Caixa 2 é ‘prática disseminada’, diz defesa de marqueteiros

Caixa 2 é ‘prática disseminada’, diz defesa de marqueteiros

Advogados pedem a juiz Moro, em alegações finais, absolvição de João Santana e Mônica Moura, alvos da Lava Jato

Fausto Macedo, Julia Affonso e Ricardo Brandt

24 de setembro de 2016 | 06h15

João Santana (o primeiro, à esquerda) e Mônica Moura (de preto) deixam a prisão. Foto: Geraldo Bubniak/ AGB/ Ag O Globo

João Santana (o primeiro, à esquerda) e Mônica Moura (de preto) deixam a prisão. Foto: Geraldo Bubniak/ AGB/ Ag O Globo

O publicitário João Santana e sua mulher Mônica Moura, marqueteiros das campanhas presidenciais de Lula (2006) e Dilma (2010 e 2014), pedem ao juiz Sérgio Moro que os absolva da acusação de corrupção e lavagem de dinheiro.

Em alegações finais ao juiz da Lava Jato, os advogados dos marqueteiros discorrem longamente sobre o caixa 2, segundo eles ‘prática disseminada’ no País.

Por João Santana, os criminalistas Fábio Tofic Simantob, Débora Gonçalves Perez e João Paulo de Castro Bernardes argumentam. “O Caixa Dois existe, e poderá continuar existindo, porque houve, e ainda há, uma espécie de contrato informal nesta matéria entre os partidos, um contrato informal entre políticos e eleitores, entre alguns setores dos Poderes da República e entre os meios de comunicação.”

Para os defensores do marqueteiro ‘o fato de o Caixa Dois não ser crime é a mais visível expressão deste contrato’.

“Será que por isso João Santana tem que pagar, por via punitiva indireta, por crimes que não cometeu?!”

“A cultura do Caixa Dois está tão implantada, que passou a ser ‘normal’ para prestadores de serviço de campanhas, não apenas do marketing, receber pagamentos diretamente de empresas doadoras, sem se preocuparem com a origem dos recursos. Ou seja: os contatos com determinadas empresas, indicadas pelo partido (PT), seguiam a lógica e a cultura institucionalizadas das campanhas nacionais.”

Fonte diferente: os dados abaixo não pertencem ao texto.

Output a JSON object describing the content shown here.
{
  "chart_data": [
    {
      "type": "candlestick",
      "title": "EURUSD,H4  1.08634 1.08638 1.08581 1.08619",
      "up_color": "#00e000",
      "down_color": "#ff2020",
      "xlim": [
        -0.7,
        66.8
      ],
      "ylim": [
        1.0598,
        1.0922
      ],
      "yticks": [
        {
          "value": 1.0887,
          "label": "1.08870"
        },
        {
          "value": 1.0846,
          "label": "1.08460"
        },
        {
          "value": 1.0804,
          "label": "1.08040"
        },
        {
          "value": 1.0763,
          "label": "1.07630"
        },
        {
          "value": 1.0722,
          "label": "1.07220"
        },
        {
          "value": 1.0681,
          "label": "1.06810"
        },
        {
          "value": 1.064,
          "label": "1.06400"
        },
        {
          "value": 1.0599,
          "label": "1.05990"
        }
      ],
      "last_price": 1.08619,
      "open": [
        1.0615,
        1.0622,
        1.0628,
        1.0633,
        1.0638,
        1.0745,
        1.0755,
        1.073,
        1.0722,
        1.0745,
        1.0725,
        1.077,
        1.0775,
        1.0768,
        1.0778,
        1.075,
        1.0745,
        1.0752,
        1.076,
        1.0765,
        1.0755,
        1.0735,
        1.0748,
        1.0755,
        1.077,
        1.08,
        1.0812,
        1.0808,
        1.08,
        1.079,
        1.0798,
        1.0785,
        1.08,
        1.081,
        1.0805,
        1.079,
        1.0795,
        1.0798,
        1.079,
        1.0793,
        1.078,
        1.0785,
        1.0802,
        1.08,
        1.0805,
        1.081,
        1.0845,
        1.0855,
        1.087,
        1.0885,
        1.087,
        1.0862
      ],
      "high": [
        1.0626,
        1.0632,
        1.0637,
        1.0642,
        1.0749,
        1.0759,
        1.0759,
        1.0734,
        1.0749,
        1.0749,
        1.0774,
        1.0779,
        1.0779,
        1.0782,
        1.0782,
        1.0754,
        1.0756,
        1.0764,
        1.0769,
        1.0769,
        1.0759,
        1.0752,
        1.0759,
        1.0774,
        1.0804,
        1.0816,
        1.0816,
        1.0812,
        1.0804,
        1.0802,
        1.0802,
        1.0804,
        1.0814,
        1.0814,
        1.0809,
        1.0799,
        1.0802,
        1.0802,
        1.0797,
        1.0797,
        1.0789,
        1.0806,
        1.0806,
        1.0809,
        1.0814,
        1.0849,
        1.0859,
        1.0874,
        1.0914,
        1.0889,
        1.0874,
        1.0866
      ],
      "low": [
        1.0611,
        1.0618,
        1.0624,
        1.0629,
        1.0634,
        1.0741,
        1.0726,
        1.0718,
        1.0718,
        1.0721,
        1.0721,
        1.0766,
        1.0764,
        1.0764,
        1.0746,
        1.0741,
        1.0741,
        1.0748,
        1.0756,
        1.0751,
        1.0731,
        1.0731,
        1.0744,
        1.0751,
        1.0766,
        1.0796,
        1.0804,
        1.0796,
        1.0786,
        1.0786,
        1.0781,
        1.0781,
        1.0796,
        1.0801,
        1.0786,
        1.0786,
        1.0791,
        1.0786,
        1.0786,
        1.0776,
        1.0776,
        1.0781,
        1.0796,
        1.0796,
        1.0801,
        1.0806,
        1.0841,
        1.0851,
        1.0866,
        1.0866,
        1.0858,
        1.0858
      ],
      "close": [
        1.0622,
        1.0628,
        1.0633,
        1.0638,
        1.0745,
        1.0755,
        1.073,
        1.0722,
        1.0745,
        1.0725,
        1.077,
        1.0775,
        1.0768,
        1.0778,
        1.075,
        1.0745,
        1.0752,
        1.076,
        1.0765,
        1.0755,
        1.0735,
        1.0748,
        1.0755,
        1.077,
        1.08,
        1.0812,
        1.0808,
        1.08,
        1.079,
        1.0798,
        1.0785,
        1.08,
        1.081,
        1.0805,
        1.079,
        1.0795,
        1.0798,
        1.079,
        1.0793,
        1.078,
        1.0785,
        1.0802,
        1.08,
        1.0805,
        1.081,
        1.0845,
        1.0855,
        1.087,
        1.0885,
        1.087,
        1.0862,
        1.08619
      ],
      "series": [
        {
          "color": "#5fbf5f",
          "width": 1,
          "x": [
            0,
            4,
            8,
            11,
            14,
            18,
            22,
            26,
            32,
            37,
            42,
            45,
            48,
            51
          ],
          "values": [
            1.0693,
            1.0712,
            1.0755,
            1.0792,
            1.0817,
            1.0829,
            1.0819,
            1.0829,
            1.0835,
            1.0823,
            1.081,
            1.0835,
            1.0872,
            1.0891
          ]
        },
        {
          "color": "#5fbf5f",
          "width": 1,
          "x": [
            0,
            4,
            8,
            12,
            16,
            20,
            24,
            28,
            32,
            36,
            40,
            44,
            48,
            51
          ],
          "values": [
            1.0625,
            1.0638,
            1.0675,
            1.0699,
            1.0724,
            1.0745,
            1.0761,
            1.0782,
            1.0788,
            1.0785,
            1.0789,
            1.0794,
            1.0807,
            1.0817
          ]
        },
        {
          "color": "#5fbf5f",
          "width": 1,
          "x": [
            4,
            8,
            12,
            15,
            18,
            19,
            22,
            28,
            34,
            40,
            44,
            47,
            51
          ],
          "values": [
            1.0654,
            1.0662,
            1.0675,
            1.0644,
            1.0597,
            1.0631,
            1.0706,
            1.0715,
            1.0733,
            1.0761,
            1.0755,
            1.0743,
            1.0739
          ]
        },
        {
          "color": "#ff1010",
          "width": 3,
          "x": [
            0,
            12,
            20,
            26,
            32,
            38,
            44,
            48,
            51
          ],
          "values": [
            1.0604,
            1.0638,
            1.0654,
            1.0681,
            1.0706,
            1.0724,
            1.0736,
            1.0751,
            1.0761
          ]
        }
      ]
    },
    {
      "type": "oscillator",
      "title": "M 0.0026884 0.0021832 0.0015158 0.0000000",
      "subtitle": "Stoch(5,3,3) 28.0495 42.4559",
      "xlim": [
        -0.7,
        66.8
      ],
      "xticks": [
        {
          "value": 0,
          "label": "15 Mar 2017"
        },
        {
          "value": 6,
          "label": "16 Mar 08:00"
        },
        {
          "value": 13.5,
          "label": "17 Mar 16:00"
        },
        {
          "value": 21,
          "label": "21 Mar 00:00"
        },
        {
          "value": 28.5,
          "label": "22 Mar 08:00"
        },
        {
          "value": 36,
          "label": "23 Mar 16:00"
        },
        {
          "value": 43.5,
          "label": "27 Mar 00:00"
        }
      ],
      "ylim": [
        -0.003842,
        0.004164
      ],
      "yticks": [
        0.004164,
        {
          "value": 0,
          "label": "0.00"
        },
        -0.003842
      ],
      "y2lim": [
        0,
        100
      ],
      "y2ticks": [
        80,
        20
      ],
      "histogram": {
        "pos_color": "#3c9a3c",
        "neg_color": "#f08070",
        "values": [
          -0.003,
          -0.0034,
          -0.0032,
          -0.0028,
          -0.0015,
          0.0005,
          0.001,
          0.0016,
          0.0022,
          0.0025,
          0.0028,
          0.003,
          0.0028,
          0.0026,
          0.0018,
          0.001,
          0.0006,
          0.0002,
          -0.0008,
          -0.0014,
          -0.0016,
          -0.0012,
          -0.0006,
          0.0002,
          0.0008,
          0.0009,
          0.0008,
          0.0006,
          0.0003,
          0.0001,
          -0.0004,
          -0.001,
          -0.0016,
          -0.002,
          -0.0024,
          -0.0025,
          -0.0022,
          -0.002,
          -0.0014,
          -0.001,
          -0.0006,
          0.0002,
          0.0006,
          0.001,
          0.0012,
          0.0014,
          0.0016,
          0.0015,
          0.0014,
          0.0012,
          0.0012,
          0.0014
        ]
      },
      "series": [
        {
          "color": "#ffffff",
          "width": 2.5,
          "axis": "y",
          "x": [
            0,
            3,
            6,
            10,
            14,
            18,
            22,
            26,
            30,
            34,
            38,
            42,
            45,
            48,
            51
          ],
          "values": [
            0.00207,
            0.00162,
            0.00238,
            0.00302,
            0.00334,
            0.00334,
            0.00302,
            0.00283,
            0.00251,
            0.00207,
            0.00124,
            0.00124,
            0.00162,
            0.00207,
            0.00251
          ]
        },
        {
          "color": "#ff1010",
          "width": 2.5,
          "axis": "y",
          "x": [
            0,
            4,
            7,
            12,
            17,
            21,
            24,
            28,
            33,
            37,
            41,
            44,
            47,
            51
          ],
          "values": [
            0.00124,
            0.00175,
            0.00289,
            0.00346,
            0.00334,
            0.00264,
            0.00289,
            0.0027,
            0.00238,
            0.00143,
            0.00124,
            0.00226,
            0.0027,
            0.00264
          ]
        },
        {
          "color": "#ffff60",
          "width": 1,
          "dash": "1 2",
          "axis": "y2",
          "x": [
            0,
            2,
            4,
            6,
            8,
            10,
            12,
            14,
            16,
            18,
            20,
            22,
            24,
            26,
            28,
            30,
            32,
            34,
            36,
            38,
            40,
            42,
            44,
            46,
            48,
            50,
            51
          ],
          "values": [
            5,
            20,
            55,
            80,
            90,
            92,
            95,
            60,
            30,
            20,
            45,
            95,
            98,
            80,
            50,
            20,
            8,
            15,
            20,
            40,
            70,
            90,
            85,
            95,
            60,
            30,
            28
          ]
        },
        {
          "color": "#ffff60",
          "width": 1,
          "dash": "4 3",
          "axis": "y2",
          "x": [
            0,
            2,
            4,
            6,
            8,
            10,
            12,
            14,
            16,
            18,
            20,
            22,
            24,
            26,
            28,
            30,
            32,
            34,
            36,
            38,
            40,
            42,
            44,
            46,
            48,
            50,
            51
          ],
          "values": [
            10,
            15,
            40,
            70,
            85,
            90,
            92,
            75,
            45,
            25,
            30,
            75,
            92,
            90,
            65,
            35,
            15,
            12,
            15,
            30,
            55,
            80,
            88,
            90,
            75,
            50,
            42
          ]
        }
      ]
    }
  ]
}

A defesa aponta para a força-tarefa da Lava Jato, formada por um grupo de procuradores da República no Paraná, base da grande operação. “Ao fugir de uma realidade simples, clara e confessa, (Santana) figura de destaque no marketing político internacional, recebeu Caixa Dois, depositou estes valores em conta não declarada no exterior, mas não sabia que eles provinham de propinas recebidas pelo PT de contratos da Petrobrás, o Ministério Público Federal envereda por caminhos tortuosos que, se fossem seguidos de forma automática e acrítica por este juízo, fariam a Lava Jato, que tem colecionado inegáveis êxitos e acertos, produzir um erro judiciário de magnitude ímpar.”

Por Mônica Moura, o advogado Juliano Campelo Prestes preencheu 85 páginas de memoriais. “É nesse ambiente de prática disseminada de caixa dois eleitoral que se deram os pagamentos realizados à offshore Shellbill Finance, controlada pelo casal Mônica Moura e João Santana. Não por opção ou por liberalidade de tais acusados, mas por ser o único meio de receber o alto valor em aberto e que deveria ser pago pelo Partido dos Trabalhadores. Isso não implica em conhecimento da origem dos valores em infração penal ou em ser condescendente com a prática do caixa dois por partidos políticos.”

O advogado enfatiza. “A acusada reconheceu seus erros, mas, entender que tinha conhecimento da origem dos valores recebidos, como sustenta a acusação, se revela como um passo demasiadamente largo no campo das suposições, pois não encontra amparo nas provas produzidas.”